PatchSiren cyber security CVE debrief
CVE-2026-40165 goauthentik CVE debrief
CVE-2026-40165 is a high-severity authentication bypass in authentik’s SAML login flow. According to the CVE description, an attacker who already has an account on a SAML Source and can influence their NameID value may be able to inject an XML comment into the NameID field, causing authentik to read only part of the value and potentially map the login to another user’s account. The issue is fixed in authentik versions 2025.12.5 and 2026.2.3.
- Vendor
- goauthentik
- Product
- authentik
- CVSS
- HIGH 8.7
- CISA KEV
- Not listed in stored evidence
- Original CVE published
- 2026-05-21
- Original CVE updated
- 2026-05-21
- Advisory published
- 2026-05-21
- Advisory updated
- 2026-05-21
Who should care
Organizations running authentik with SAML Sources should treat this as urgent, especially if external identity providers let users control their NameID (for example, username or email) and XML signing is enabled. Identity, IAM, SSO, and platform teams should prioritize remediation because the flaw can result in account takeover across users backed by the affected SAML Source.
Technical summary
The vulnerability is an authentication bypass caused by incorrect parsing of the SAML NameID value. By inserting an XML comment into the NameID, an attacker could cause authentik to interpret only the portion of the value before the comment. In affected configurations, that truncation could allow the attacker’s assertion to be matched to a different account. The issue affects authentik versions 2025.12.4 and earlier, and 2026.2.0-rc1 through 2026.2.2. Fixed releases are 2025.12.5 and 2026.2.3.
Defensive priority
High. This is a network-reachable authentication bypass with no user interaction required and potential cross-account impact. Remediation should be prioritized before routine maintenance work.
Recommended defensive actions
- Upgrade authentik to version 2025.12.5 or 2026.2.3, depending on your release track.
- Review every configured SAML Source to determine whether users can influence NameID values such as username or email.
- Confirm that SAML XML signing is configured and operating as intended, and validate that only trusted identity sources are accepted.
- Audit authentik and upstream IdP access logs for unusual account switching, unexpected logins, or suspicious SAML assertion behavior.
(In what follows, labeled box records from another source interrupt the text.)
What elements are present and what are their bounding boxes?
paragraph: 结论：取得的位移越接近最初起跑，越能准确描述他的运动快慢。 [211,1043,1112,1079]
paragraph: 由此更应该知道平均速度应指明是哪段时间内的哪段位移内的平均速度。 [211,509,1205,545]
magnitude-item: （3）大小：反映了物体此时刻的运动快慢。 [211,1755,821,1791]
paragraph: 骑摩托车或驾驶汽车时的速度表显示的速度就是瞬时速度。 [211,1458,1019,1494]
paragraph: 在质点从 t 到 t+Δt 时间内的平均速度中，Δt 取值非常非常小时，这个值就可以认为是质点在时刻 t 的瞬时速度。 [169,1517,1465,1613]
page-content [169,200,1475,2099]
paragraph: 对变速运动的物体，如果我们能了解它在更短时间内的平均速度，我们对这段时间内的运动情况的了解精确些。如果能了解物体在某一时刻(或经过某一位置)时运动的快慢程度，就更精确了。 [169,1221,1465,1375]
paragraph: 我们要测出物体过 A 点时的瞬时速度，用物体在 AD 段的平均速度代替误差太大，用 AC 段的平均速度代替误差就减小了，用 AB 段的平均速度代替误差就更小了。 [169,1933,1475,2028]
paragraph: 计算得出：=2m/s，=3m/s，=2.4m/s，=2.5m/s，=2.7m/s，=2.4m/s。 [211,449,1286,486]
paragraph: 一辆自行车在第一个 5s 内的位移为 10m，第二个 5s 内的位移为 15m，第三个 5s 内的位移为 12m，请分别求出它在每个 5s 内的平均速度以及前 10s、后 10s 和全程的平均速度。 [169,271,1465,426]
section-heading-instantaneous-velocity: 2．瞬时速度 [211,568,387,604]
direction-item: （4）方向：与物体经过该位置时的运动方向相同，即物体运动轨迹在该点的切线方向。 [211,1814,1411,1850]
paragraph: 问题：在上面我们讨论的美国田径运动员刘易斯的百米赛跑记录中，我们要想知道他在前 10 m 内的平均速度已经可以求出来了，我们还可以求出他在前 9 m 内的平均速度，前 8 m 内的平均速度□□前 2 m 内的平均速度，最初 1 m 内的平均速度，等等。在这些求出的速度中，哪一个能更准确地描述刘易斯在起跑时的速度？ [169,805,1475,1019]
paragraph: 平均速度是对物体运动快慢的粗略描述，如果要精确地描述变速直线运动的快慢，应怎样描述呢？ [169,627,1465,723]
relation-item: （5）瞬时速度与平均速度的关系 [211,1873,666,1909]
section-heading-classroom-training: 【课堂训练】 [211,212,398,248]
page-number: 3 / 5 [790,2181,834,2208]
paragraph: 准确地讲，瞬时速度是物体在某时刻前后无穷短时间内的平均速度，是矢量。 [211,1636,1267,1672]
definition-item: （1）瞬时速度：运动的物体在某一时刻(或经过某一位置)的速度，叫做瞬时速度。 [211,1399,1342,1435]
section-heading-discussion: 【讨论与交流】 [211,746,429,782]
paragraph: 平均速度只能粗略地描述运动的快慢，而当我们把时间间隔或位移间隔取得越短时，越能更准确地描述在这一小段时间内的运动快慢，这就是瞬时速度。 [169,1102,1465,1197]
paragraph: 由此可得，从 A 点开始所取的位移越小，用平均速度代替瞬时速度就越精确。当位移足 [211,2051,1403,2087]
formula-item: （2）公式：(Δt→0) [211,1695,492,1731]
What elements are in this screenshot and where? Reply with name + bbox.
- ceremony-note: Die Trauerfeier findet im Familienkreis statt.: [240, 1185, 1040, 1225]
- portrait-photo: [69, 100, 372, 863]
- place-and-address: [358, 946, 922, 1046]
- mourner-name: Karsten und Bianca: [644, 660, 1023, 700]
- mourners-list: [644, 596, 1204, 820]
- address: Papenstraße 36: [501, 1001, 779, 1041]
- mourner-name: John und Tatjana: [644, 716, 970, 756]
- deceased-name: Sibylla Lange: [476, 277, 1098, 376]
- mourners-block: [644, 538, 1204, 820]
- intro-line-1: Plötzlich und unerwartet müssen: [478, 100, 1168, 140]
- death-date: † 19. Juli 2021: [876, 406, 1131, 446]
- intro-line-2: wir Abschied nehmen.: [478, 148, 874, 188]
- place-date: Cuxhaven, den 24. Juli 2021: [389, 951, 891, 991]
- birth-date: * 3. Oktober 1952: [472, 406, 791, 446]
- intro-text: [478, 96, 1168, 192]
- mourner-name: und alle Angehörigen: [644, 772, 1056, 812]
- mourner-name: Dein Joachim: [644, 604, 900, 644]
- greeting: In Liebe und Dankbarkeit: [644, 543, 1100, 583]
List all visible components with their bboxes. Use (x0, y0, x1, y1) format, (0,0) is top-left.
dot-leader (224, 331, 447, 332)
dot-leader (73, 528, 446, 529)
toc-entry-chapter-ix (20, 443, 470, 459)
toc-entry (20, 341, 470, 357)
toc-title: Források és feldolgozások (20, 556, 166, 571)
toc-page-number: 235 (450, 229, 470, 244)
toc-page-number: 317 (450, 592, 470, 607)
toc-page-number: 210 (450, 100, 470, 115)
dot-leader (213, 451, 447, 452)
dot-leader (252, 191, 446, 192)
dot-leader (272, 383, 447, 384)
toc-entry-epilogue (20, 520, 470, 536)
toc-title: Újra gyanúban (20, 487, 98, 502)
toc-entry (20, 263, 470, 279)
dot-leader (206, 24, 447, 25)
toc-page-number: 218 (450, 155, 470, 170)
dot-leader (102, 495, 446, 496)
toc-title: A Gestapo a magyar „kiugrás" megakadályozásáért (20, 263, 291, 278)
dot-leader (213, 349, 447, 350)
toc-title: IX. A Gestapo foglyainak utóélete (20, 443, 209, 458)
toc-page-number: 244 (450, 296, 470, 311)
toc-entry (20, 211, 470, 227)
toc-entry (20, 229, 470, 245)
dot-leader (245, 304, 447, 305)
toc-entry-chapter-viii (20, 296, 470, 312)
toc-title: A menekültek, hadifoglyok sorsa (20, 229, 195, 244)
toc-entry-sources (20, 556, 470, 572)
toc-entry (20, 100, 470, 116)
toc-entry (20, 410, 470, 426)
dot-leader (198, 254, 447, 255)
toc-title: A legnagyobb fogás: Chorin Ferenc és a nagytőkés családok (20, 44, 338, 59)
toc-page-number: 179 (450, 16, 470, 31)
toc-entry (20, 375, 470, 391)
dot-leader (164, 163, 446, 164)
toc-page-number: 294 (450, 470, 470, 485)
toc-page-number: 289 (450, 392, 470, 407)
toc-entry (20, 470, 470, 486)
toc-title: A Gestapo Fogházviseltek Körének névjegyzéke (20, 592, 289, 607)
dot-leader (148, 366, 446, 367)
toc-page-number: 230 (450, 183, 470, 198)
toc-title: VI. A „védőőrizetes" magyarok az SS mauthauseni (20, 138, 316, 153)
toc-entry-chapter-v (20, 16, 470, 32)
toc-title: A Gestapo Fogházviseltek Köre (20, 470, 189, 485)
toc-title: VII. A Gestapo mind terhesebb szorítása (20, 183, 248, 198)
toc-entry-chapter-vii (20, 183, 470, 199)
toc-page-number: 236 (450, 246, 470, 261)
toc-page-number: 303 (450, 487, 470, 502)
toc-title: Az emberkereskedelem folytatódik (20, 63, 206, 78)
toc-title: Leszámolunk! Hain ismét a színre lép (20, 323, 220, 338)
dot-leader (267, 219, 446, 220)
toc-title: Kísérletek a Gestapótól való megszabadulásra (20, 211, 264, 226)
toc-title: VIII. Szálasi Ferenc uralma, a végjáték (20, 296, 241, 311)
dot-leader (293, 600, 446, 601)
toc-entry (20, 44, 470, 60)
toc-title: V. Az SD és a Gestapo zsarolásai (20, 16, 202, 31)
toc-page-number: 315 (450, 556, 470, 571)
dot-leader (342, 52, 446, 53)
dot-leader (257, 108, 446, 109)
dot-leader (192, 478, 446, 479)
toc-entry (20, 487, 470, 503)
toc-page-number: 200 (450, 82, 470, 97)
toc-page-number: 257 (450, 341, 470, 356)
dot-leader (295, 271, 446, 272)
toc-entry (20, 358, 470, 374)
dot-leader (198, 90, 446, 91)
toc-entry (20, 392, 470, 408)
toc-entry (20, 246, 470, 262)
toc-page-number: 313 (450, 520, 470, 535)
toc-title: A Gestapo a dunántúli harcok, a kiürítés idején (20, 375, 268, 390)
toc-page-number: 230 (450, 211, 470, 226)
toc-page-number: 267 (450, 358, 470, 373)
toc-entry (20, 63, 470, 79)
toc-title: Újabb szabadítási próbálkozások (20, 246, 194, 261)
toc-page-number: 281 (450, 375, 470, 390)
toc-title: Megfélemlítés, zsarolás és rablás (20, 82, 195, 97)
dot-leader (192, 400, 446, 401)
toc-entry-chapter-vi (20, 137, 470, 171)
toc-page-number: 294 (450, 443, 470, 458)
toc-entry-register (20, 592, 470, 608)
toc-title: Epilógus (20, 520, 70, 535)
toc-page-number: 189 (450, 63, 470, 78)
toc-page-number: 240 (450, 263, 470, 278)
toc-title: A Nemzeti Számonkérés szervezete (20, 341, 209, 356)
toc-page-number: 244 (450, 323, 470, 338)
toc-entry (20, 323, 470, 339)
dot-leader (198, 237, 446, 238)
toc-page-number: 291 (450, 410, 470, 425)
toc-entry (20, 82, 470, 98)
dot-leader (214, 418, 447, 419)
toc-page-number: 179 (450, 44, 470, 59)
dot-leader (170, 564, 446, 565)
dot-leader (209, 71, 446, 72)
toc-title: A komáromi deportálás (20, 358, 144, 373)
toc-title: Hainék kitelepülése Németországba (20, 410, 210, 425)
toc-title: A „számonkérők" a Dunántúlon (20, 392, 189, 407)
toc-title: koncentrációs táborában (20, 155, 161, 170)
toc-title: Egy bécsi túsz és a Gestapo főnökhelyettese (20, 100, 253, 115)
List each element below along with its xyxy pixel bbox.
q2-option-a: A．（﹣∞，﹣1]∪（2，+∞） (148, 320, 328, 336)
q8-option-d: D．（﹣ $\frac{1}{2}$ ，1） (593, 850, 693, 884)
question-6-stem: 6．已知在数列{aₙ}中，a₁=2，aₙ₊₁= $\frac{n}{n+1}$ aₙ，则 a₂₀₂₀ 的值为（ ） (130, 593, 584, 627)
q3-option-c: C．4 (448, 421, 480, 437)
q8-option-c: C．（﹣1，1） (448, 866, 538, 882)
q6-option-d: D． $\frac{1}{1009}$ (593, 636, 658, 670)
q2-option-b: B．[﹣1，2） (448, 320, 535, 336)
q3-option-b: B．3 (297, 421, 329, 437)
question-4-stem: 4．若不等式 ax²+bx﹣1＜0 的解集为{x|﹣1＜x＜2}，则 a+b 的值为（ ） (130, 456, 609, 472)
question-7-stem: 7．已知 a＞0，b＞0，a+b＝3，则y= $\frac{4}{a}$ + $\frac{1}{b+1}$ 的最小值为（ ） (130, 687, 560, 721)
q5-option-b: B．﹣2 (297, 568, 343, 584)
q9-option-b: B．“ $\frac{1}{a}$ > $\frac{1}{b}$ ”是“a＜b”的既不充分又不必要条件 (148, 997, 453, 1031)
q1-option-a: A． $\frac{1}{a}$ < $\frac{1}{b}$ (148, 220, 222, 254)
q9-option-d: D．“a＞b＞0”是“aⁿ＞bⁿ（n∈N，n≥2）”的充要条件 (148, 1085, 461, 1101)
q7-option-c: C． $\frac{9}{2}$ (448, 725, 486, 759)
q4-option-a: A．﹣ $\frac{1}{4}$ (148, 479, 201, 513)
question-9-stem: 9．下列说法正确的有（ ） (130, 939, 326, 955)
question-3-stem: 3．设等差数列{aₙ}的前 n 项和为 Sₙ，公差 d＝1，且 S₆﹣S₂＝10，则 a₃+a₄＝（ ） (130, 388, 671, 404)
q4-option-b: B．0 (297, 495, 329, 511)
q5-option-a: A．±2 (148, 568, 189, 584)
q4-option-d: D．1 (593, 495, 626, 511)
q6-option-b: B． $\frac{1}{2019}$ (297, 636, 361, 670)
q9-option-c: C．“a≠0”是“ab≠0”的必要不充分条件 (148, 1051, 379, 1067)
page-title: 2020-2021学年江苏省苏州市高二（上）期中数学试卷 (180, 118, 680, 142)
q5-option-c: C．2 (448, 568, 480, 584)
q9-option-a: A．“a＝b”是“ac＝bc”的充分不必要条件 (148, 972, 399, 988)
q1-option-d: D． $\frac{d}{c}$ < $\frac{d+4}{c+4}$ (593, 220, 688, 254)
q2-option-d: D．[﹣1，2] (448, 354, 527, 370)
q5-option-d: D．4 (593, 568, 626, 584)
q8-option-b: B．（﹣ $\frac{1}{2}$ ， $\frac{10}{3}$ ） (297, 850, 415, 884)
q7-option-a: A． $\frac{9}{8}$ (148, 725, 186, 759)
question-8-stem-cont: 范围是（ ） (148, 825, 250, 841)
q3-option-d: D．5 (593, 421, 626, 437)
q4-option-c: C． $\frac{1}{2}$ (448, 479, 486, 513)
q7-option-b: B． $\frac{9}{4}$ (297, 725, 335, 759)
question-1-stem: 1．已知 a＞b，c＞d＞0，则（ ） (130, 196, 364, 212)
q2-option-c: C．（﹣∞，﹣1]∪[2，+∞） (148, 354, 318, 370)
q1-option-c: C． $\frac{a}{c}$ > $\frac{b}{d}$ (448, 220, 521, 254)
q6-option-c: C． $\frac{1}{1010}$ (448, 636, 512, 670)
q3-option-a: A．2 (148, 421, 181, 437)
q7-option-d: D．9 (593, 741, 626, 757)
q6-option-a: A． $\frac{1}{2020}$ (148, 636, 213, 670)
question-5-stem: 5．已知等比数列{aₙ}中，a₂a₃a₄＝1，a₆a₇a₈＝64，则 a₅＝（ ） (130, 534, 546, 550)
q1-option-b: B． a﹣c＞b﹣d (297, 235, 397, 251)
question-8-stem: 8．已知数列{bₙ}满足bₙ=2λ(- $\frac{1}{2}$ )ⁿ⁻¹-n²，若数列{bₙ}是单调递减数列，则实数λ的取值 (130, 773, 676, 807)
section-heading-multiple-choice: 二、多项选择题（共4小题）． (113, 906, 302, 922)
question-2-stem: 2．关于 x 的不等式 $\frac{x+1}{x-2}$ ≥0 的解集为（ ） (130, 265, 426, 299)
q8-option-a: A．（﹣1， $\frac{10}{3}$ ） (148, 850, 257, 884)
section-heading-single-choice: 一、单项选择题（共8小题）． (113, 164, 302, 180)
- If immediate upgrade is not possible, temporarily restrict or disable the affected SAML Source(s) until patched.
Evidence notes
Based on the supplied CVE description and NVD reference metadata, the issue is an authentication bypass in authentik tied to SAML NameID XML comment injection. The source metadata cites an upstream authentik commit, the 2025.12.5 release, and GitHub Security Advisory GHSA-9wj8-xv4r-qwrp as references. The CVE was published and last modified on 2026-05-21T00:16:28.290Z.
Official resources
Publicly disclosed and published on 2026-05-21. Use the CVE publication time for timeline context; do not infer an earlier issue date from remediation activity or record updates.